Description:: Execute one MyGene querymany call for one identifier chunk.

Parameters:

chunk (list[str]) – Identifier chunk.
source_scope (str) – MyGene scopes value.
field_string (str) – MyGene fields value.
species (str | None) – Optional species filter.

Returns:

list[dict[str, Any]] – Raw MyGene hits for chunk.

static _extract_target_identifier(hit: dict[str, Any], *, target_id_type: str) → str | None[source]

Generated: validation needed.

Description:: Extract one target identifier from one MyGene hit record.

Parameters:

hit (dict[str, Any]) – MyGene hit record.
target_id_type (str) – Target namespace selector.

Returns:

str | None – First resolved target identifier when available.

static _extract_ensembl_gene_identifier(hit: dict[str, Any]) → str | None[source]

Generated: validation needed.

Description:: Extract one Ensembl gene identifier from variant MyGene hit structures.

Parameters:: hit (dict[str, Any]) – MyGene hit record.
Returns:: str | None – First resolved Ensembl gene identifier.

_extract_transcript_rows_from_hit(hit: dict[str, Any]) → list[dict[str, Any]][source]

Generated: validation needed.

Description:: Extract transcript metadata rows from one MyGene hit payload.

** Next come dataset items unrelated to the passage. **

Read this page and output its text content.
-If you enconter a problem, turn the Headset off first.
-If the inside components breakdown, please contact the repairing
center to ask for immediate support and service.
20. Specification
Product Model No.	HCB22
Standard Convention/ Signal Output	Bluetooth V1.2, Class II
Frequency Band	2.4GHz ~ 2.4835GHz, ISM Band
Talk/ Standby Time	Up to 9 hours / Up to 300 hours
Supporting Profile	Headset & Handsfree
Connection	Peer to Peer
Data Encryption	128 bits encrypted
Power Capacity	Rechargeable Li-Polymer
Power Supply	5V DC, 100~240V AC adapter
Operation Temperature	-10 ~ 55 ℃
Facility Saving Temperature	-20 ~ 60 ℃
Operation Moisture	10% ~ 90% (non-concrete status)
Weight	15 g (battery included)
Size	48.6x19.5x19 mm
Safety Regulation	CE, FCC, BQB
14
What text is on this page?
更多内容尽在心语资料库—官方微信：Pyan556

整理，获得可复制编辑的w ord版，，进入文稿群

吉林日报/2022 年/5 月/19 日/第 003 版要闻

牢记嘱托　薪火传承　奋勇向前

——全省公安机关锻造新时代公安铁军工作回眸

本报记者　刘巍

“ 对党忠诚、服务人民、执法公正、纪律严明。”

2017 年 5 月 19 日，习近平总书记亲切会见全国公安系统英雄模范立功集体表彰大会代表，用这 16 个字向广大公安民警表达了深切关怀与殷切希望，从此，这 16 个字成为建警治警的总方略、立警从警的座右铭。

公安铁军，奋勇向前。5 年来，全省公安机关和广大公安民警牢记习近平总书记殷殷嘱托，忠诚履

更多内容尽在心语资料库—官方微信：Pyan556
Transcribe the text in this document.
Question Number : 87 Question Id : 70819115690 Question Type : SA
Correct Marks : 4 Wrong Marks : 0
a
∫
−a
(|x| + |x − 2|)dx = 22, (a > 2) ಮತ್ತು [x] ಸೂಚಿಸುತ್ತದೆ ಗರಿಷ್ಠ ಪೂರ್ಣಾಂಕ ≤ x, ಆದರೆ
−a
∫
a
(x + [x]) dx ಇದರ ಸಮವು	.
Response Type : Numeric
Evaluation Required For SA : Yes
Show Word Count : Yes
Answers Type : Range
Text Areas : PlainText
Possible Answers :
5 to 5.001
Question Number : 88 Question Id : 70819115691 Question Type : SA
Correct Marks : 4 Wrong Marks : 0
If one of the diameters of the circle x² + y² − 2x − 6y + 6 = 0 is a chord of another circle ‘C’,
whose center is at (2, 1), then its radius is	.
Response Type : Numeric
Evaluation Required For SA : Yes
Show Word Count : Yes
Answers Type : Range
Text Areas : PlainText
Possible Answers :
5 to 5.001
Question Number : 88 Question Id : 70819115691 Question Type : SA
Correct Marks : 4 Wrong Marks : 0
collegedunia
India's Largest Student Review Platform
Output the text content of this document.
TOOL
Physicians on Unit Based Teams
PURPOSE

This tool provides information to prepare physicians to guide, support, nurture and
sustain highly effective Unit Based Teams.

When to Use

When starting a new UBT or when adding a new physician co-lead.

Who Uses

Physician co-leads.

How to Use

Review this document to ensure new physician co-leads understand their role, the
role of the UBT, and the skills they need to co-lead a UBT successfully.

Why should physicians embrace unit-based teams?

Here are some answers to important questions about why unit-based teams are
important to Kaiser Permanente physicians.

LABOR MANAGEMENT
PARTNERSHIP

Parameters:: hit (dict[str, Any]) – MyGene hit record.
Returns:: list[dict[str, Any]] – Transcript metadata rows.

static _extract_canonical_transcript_identifier(hit: dict[str, Any]) → str | None[source]

Generated: validation needed.

Description:: Extract canonical transcript identifier from one MyGene hit payload.

Parameters:: hit (dict[str, Any]) – MyGene hit record.
Returns:: str | None – Canonical transcript identifier when available.